Turnerina hazelae

Scientific classification
- Kingdom: Animalia
- Phylum: Arthropoda
- Clade: Pancrustacea
- Class: Insecta
- Order: Lepidoptera
- Family: Hesperiidae
- Genus: Turnerina
- Species: T. hazelae
- Binomial name: Turnerina hazelae (Stallings & Turner, 1958)
- Synonyms: Megathymus hazelae Stallings & Turner, 1958

= Turnerina hazelae =

- Genus: Turnerina
- Species: hazelae
- Authority: (Stallings & Turner, 1958)
- Synonyms: Megathymus hazelae Stallings & Turner, 1958

Species of butterfly

Turnerina hazelae is a butterfly in the family Hesperiidae, subfamily Hesperiinae, tribe Megathymini.
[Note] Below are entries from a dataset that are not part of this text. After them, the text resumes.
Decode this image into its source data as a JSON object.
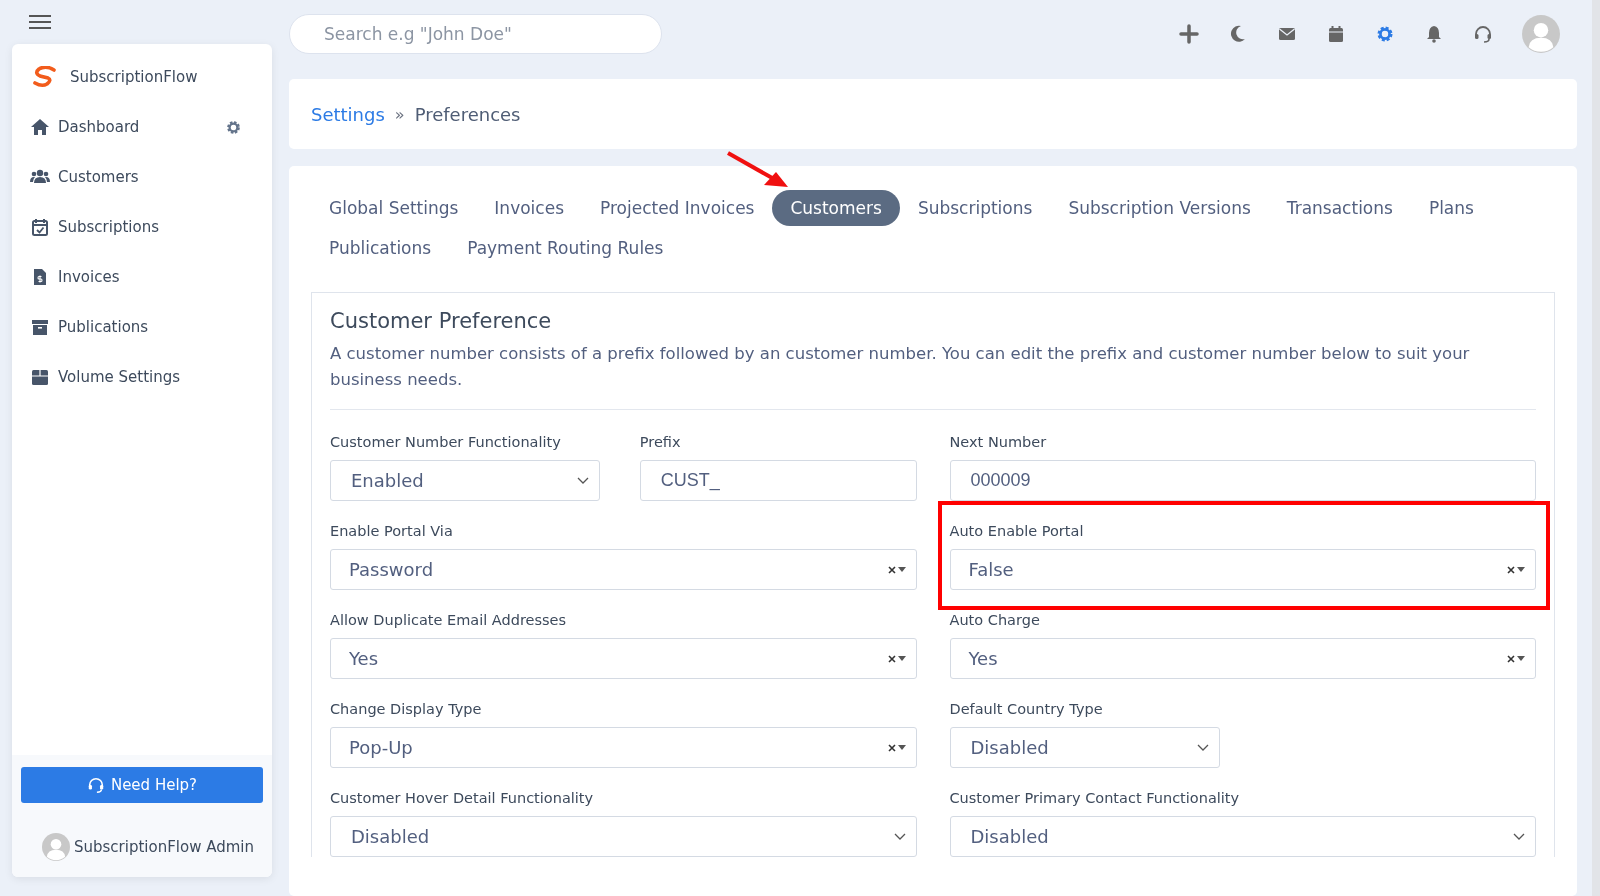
{
  "search": {
    "placeholder": "Search e.g \"John Doe\""
  },
  "sidebar": {
    "brand": "SubscriptionFlow",
    "items": [
      {
        "label": "Dashboard",
        "settings": true
      },
      {
        "label": "Customers",
        "settings": false
      },
      {
        "label": "Subscriptions",
        "settings": false
      },
      {
        "label": "Invoices",
        "settings": false
      },
      {
        "label": "Publications",
        "settings": false
      },
      {
        "label": "Volume Settings",
        "settings": false
      }
    ],
    "help_button": "Need Help?",
    "user": "SubscriptionFlow Admin"
  },
  "toolbar": [
    {
      "active": false
    },
    {
      "active": false
    },
    {
      "active": false
    },
    {
      "active": false
    },
    {
      "active": true
    },
    {
      "active": false
    },
    {
      "active": false
    }
  ],
  "breadcrumb": {
    "link": "Settings",
    "separator": "»",
    "current": "Preferences"
  },
  "tabs": [
    {
      "label": "Global Settings",
      "selected": false,
      "annotated": false
    },
    {
      "label": "Invoices",
      "selected": false,
      "annotated": false
    },
    {
      "label": "Projected Invoices",
      "selected": false,
      "annotated": false
    },
    {
      "label": "Customers",
      "selected": true,
      "annotated": true
    },
    {
      "label": "Subscriptions",
      "selected": false,
      "annotated": false
    },
    {
      "label": "Subscription Versions",
      "selected": false,
      "annotated": false
    },
    {
      "label": "Transactions",
      "selected": false,
      "annotated": false
    },
    {
      "label": "Plans",
      "selected": false,
      "annotated": false
    },
    {
      "label": "Publications",
      "selected": false,
      "annotated": false
    },
    {
      "label": "Payment Routing Rules",
      "selected": false,
      "annotated": false
    }
  ],
  "section": {
    "title": "Customer Preference",
    "description": "A customer number consists of a prefix followed by an customer number. You can edit the prefix and customer number below to suit your business needs.",
    "fields": [
      {
        "label": "Customer Number Functionality",
        "kind": "select",
        "value": "Enabled",
        "highlighted": false
      },
      {
        "label": "Prefix",
        "kind": "text",
        "value": "CUST_",
        "highlighted": false
      },
      {
        "label": "Next Number",
        "kind": "text",
        "value": "000009",
        "highlighted": false
      },
      {
        "label": "Enable Portal Via",
        "kind": "select2",
        "value": "Password",
        "highlighted": false
      },
      {
        "label": "Auto Enable Portal",
        "kind": "select2",
        "value": "False",
        "highlighted": true
      },
      {
        "label": "Allow Duplicate Email Addresses",
        "kind": "select2",
        "value": "Yes",
        "highlighted": false
      },
      {
        "label": "Auto Charge",
        "kind": "select2",
        "value": "Yes",
        "highlighted": false
      },
      {
        "label": "Change Display Type",
        "kind": "select2",
        "value": "Pop-Up",
        "highlighted": false
      },
      {
        "label": "Default Country Type",
        "kind": "dropdown",
        "value": "Disabled",
        "highlighted": false
      },
      {
        "label": "Customer Hover Detail Functionality",
        "kind": "select",
        "value": "Disabled",
        "highlighted": false
      },
      {
        "label": "Customer Primary Contact Functionality",
        "kind": "select",
        "value": "Disabled",
        "highlighted": false
      }
    ]
  }
}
It was originally described by D. B. Stallings and J. R. Turner in 1958 as Megathymus hazelae, and was transferred to the genus Turnerina by H. A. Freeman in 1959. It is known only from its type locality in the Mexican state of Guerrero.

==Distribution==
Turnerina hazelae is known only from the type locality near Chilpancingo, Guerrero, Mexico, at kilometer 235 of Federal Highway 95.

==Life history==
Adults emerge during September, October, and November. The larvae feed in a succulent species of Agave growing on rocky cliffs. Collecting the larvae and pupae is difficult, as both die rapidly if the humidity within their larval chamber drops below a certain threshold.